According to Ms. Foster’s attorney Carl Douglas:
“We introduced a chilling, yet powerful recording of the beating as it was taking place, since Zennea’s cell phone was recording the beating. You can hear her screaming in pain and explaining that she is disabled and physically unable to give them her left hand as they are demanding. You can hear the rhythmic sounds of blows being delivered to her body as she screams out in pain. It is horrifying to hear.
After falling to the ground, it takes THREE cops, each weighing more than 200 pounds to handcuff her. They admit that Officer Andre Burton had his knee in her back, and another cop was pressing his knee into her shoulder, yet they were unable to pry her disabled left arm from under her body. She is being charged in one of the three counts with resisting their efforts to cuff her left arm.
They then tie a hobble restraint around her ankles because they were concerned that she may injure them. She was wearing sandals with her bare feet. They then take this pictures of their work, further degrading her.
Fortunately, we ended the week with the powerful testimony of a one of the residents, “Ms. W”, who had slipped back into the house to use the bathroom before the attack, unbeknownst to the cops. She then emerges when she hears Zennea’s screams, and sees four cops kicking Zennea in the head and elbowing her in her torso as she is writhing in pain, screaming that she is unable to give them her hand. There wasn’t a dry eye in the courtroom, other than the other city attorneys who were watching the trial from the back.”

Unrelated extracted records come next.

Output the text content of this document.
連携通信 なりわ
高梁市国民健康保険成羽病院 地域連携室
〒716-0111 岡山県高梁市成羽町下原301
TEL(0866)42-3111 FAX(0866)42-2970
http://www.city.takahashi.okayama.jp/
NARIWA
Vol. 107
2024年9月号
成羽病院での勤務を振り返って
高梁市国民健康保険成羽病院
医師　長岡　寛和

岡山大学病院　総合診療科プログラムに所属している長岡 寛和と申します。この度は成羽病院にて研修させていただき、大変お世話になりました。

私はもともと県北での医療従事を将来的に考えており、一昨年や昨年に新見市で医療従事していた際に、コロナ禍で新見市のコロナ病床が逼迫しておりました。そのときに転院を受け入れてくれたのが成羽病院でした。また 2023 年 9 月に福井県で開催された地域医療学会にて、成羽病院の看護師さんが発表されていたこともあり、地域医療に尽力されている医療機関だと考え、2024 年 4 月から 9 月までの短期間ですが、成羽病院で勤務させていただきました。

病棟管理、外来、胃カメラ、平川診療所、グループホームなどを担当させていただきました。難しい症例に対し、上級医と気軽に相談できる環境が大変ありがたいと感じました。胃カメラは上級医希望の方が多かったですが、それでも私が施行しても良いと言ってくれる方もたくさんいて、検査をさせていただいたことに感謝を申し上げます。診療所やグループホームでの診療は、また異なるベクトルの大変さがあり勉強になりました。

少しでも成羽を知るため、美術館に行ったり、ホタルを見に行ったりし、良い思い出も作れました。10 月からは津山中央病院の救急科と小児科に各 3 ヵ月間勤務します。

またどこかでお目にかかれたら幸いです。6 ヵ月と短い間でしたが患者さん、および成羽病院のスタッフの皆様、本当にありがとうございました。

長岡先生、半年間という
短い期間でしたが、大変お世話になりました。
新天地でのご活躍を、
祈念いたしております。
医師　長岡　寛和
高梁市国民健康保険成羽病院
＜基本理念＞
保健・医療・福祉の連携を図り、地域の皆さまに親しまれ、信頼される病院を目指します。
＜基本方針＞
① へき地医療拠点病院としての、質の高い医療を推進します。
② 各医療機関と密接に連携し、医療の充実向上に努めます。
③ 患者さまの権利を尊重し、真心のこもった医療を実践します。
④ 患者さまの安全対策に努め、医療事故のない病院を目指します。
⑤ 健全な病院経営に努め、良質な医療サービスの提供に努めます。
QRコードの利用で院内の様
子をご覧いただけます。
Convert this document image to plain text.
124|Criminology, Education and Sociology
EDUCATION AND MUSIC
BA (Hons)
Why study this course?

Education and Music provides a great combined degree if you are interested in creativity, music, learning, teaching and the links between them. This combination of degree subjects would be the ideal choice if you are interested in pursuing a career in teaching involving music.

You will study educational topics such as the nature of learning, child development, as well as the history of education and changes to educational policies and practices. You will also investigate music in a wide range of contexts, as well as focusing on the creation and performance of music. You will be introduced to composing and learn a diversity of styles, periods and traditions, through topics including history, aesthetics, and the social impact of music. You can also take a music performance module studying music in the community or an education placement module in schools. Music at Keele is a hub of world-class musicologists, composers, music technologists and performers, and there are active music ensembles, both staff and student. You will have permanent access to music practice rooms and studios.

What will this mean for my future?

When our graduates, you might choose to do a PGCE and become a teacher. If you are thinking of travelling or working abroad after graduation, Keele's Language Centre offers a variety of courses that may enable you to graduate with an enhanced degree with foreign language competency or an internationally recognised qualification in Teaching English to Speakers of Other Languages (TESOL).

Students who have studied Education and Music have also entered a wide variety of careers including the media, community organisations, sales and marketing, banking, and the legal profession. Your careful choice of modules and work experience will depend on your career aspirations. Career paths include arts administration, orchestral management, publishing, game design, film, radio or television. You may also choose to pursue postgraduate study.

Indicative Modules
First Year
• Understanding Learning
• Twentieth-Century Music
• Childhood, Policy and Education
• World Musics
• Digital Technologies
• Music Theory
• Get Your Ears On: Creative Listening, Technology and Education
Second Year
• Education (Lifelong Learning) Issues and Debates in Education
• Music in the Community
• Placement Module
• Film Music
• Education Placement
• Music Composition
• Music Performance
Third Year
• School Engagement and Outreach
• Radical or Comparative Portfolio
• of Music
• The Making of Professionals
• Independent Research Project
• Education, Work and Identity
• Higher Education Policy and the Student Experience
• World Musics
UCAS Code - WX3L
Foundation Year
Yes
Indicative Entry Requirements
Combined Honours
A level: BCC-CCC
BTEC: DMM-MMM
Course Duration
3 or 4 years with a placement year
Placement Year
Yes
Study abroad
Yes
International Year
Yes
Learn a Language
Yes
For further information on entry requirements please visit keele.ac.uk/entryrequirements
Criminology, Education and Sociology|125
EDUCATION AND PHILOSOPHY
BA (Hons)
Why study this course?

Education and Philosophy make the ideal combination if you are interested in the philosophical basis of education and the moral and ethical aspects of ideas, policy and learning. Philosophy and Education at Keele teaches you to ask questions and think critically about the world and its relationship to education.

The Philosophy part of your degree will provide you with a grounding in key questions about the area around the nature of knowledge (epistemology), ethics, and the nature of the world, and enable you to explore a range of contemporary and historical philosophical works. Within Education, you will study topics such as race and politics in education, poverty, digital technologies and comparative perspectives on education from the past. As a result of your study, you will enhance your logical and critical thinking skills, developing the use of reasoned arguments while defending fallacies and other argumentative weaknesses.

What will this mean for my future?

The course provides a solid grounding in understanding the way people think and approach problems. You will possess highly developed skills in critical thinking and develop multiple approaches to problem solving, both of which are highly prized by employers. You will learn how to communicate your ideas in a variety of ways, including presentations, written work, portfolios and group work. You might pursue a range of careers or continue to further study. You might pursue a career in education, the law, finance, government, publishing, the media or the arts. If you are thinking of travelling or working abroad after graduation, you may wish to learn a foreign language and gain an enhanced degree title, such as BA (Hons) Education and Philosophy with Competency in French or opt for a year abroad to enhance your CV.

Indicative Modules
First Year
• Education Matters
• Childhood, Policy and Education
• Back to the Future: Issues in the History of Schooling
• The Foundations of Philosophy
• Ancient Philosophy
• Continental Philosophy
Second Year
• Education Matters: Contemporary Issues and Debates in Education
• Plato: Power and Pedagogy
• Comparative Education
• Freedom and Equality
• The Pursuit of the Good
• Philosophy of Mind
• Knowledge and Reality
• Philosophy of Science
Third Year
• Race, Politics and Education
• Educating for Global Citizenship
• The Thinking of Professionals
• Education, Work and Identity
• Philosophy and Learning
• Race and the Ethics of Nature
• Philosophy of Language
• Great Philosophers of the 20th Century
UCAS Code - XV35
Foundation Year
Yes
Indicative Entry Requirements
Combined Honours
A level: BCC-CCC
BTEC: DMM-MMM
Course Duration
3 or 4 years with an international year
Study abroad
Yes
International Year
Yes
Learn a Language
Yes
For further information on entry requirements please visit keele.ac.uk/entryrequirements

Court resumes on Monday morning in Department 75 at Metro Court located at 1945 South Hill Street. Closing arguments are expected on Tuesday.
At the close of court today, Ms. Zennea Foster was on the witness stand undergoing cross-examination from the City Attorney’s office which will resume Tuesday morning. Closing arguments are expected to commence after lunch around 1:30 p.m. Attorney Carl Douglas says that supporters of Ms. Foster’s who attend court are encouraged to wear winter white to court tomorrow. Department 75 at Metro Court located at 1945 South Hill Street.
Below is a quote from Ms. Foster’s attorney Carl Douglas on the jury’s verdict which was announced on Christmas Eve.
“It is unfortunate that I must announce that the jury returned a verdict of conviction against Zennea Foster on each of the two counts of violating Penal Code section 148, obstructing, resisting or delaying a police officer. That catch – all Code section is so broad that it is virtually impossible to overcome. Almost anything that a person does to protest some action, can be interpreted as delaying an investigation. Here, the jury concluded that Ms. Foster delayed the police investigation of her own home by walking into her house attempting to find someone who would take the phone and speak to the suspect they were looking for. After speaking with the jury foreperson, an African American woman, it is clear that a majority of the jury blindly accepted the police version of what had happened as opposed to the civilian witnesses who testified on Ms. Fosters behalf. In spite of this setback, I vow to continue my fight, my efforts to vindicate Zennea’s rights.”–Carl Douglas
In other words, this is far from over.